Azithromycin was used in most cases (90.3%) irrespective of age in the study populationz. This could be due to the availability of azithromycin in the tablet as well as in suspension formulation which together increases compliance. Doxycycline was a commonly used the drug for scrub typhus in studies by Palanivel et al. [4] and Bhat et al. [7]. But clinical trials have shown that azithromycin could be as effective as doxycycline for scrub typhus requiring modestly higher doxycycline minimal inhibitory concentration [5]. Azithromycin was used for 5 to 7 days in the majority of cases in the present study. Though single dose of azithromycin for scrub typhus has been recommended, in the present context without reliable, rapid diagnostics, it is thought to be hazardous to use a single dose of azithromycin for undifferentiated febrile illness as scrub typhus in Nepal can be co-infected with other infections like leptospirosis, requiring longer treatment [15]. Ojha and Rayamajhi have suggested rifampicin as a potential option in the treatment of scrub typhus [15]. However, in a country like Nepal, where tuberculosis is also widespread, it might be more prudent to reserve rifampicin for the treatment of tuberculosis [15]. Rifampicin was not used for scrub typhus at KCH.

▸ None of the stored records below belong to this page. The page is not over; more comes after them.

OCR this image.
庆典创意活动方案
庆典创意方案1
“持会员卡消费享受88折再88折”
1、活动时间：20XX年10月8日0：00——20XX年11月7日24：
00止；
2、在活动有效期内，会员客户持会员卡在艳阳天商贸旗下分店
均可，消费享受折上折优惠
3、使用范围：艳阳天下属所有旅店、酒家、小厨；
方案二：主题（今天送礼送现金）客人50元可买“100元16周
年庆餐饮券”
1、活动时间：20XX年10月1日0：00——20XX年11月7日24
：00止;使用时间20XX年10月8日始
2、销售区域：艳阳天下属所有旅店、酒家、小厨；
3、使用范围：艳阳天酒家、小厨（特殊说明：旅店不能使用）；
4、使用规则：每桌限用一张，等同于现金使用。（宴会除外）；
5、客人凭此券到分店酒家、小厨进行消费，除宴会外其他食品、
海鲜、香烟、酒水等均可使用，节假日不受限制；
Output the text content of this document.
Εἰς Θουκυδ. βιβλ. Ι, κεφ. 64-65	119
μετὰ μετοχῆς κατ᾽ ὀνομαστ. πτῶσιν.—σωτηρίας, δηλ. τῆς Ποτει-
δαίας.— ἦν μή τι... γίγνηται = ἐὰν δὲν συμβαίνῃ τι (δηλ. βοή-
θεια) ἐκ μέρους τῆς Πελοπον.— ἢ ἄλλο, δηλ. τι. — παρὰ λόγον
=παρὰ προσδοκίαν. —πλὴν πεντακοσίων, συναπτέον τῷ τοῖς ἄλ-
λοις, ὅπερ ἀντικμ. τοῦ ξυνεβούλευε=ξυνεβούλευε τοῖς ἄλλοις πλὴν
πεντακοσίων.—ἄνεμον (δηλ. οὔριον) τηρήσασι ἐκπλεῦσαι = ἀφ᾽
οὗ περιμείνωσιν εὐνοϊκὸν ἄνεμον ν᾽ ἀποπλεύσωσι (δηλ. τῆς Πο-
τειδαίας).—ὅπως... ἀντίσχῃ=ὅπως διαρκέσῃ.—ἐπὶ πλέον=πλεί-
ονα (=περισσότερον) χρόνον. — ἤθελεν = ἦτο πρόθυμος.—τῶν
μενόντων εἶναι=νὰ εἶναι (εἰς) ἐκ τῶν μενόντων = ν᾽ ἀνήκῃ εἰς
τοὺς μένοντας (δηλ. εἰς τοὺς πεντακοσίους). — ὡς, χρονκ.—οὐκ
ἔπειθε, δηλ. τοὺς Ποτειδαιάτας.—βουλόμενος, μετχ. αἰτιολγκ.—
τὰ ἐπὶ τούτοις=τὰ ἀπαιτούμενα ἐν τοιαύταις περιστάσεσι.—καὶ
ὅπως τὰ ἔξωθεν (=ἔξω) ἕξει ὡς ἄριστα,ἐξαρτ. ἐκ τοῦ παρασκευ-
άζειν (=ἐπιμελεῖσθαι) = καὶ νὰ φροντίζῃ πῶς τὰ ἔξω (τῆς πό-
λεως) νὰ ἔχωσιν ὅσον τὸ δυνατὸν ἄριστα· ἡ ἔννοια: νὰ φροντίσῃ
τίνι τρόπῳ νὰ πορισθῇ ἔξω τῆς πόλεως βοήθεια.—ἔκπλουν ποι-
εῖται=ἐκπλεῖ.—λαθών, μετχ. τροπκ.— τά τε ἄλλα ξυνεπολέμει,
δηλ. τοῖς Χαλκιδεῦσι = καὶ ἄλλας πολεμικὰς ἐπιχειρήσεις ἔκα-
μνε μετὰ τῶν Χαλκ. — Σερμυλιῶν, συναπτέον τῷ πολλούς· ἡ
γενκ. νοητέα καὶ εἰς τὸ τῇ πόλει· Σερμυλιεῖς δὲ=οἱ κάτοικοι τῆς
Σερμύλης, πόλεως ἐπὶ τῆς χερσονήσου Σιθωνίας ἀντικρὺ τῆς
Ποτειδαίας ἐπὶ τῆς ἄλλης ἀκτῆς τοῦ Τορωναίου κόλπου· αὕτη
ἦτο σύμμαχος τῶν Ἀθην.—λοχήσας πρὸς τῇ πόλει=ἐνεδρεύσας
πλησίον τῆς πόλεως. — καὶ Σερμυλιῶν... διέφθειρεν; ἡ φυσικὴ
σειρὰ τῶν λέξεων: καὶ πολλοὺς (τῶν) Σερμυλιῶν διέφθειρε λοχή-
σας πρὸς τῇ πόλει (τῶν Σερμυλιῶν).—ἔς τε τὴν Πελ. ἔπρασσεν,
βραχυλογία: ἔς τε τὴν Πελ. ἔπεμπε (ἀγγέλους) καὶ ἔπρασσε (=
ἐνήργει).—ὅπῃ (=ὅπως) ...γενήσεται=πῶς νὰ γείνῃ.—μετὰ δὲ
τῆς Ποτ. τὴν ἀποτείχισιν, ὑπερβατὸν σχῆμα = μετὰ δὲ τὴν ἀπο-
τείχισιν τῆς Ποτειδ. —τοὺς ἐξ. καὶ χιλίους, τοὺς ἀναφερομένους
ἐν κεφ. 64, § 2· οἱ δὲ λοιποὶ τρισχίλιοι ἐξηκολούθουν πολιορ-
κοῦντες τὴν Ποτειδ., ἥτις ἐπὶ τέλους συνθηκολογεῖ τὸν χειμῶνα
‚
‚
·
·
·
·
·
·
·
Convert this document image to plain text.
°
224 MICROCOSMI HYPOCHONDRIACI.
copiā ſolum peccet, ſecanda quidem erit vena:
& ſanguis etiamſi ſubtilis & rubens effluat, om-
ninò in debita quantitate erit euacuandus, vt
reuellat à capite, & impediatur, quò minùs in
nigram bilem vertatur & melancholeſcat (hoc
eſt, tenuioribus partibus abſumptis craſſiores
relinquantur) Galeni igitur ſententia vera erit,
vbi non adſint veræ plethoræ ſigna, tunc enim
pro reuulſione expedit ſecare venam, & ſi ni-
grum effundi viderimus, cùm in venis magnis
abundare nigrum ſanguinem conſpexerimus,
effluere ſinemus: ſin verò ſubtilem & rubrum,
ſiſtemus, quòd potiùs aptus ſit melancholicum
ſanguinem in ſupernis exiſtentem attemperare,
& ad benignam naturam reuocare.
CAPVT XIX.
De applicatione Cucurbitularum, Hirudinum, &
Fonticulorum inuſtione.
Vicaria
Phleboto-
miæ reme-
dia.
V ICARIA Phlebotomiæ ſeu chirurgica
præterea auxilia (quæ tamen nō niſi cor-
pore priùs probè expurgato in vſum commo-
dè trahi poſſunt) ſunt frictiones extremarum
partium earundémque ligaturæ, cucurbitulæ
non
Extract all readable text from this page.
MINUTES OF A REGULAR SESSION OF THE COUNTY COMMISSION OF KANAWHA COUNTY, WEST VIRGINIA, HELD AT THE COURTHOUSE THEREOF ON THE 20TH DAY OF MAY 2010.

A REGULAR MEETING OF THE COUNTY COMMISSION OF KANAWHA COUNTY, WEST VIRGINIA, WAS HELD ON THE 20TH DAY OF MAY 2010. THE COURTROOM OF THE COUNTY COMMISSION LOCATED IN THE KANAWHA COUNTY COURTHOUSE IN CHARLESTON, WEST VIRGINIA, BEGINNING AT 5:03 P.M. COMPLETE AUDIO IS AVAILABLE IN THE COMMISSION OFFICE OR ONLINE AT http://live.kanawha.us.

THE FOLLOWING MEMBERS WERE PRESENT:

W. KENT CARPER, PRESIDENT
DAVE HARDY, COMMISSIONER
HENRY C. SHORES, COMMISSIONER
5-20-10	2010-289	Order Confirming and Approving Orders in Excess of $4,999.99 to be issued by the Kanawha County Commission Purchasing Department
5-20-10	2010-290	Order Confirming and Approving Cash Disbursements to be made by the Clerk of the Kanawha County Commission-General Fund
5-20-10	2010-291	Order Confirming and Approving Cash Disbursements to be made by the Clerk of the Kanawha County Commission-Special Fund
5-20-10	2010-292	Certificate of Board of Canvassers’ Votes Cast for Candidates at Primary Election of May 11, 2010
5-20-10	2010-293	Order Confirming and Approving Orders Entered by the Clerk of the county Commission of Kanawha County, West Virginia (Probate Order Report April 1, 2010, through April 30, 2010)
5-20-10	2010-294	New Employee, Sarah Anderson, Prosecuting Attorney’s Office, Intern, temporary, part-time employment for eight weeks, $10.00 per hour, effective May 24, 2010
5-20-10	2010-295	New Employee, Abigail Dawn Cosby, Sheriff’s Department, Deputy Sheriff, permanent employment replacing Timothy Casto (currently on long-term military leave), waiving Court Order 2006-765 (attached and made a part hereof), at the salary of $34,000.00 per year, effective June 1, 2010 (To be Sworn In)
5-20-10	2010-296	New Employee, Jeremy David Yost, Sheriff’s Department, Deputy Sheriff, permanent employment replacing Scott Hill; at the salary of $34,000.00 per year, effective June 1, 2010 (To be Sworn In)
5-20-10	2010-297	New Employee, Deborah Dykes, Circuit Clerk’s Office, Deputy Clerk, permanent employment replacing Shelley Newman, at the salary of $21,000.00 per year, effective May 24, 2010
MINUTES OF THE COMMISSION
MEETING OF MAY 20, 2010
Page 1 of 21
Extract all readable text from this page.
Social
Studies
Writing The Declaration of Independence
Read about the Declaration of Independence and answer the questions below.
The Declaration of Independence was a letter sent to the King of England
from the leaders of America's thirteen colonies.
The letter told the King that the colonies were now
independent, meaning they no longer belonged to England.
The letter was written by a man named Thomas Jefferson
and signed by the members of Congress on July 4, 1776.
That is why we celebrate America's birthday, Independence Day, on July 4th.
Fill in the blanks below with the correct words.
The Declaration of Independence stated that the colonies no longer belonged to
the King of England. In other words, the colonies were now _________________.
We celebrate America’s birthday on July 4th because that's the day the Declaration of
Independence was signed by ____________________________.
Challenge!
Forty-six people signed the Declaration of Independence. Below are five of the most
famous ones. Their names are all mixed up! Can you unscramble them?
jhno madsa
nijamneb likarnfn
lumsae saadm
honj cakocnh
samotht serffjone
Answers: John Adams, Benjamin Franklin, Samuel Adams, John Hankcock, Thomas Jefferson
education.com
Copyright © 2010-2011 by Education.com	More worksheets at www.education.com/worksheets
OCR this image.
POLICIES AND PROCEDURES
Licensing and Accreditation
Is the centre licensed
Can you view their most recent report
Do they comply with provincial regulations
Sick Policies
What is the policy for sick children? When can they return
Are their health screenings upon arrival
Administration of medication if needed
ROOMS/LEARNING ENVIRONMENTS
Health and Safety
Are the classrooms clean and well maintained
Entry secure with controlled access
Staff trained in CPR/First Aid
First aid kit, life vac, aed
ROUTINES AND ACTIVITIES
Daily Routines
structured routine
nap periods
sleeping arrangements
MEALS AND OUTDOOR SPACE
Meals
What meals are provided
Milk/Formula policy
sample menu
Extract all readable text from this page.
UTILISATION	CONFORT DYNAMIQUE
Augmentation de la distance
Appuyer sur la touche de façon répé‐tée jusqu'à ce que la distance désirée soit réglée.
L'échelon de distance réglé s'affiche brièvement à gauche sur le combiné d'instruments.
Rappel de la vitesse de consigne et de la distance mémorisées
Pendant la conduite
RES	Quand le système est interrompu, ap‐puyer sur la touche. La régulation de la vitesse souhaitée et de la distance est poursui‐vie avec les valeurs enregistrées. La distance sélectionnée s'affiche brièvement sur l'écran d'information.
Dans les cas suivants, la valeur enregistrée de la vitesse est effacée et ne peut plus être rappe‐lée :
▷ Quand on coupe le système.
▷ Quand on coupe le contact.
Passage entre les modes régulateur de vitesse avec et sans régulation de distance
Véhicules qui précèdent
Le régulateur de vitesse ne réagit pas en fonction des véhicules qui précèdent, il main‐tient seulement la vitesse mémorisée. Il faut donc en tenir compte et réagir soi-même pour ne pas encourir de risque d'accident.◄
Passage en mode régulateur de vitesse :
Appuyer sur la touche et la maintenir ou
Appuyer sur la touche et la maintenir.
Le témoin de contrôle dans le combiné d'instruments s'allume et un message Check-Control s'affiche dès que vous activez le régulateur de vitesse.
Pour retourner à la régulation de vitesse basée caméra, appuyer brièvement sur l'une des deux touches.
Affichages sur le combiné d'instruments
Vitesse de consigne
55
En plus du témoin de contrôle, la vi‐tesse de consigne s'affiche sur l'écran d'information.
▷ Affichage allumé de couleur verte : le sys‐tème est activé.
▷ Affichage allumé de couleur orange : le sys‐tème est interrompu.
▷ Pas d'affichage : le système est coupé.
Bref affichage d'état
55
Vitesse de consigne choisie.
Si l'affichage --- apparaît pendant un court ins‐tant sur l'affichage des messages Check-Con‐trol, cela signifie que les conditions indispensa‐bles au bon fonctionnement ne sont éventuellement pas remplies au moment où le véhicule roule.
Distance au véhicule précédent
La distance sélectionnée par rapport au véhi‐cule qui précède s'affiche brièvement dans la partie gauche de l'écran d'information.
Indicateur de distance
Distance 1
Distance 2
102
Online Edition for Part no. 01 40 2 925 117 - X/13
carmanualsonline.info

Admission to PICU was required in 11.3% of children in this study while 39% of cases required PICU admission in the study by Rajendran [9]. All 7 children requiring PICU admission had thrombocytopenia with 3 having severe thrombocytopenia. The mortality rate in our study was 1.6% while it was between 0 to 12% reported in studies reported by Rajendran [9], Palanivel et al. [4] and Bhat et al. [7]. The mean duration of hospital stay for all children was 6.95 (± 2.68) days which was similar to results obtained by Rajendran [9]. Six out for 7 children requiring PICU admission had a fever for 7 days or more and the mean duration of hospital stay for children requiring PICU admission was 9.00 (± 3.51) days compared to 6.69 (± 2.48) days for children not requiring PICU admission. This suggests that those children requiring PICU admission presented late and thus delay in presentation increases the duration of hospital stay and need of intensive care. Thus, early presentation and treatment might decrease the subsequent morbidity and even death, however, further studies on a larger scale would be required to verify this.

Conclusion

When a child presents with acute febrile illness, hepatomegaly, splenomegaly, and thrombocytopenia, diagnosis of scrub typhus should be considered in the present context of Nepal. Since serology for scrub typhus is not widely available in rural parts of Nepal, empirical therapy with azithromycin can be started on clinical grounds, as delay in presentation and treatment would result in significant morbidity and even death.

Limitation

The study was performed at a tertiary referral hospital; therefore does not reflect the actual burden of scrub typhus in the community.

Acknowledgment

We are grateful to medical record staffs of Kanti Children’s Hospital who helped for data collection during the study.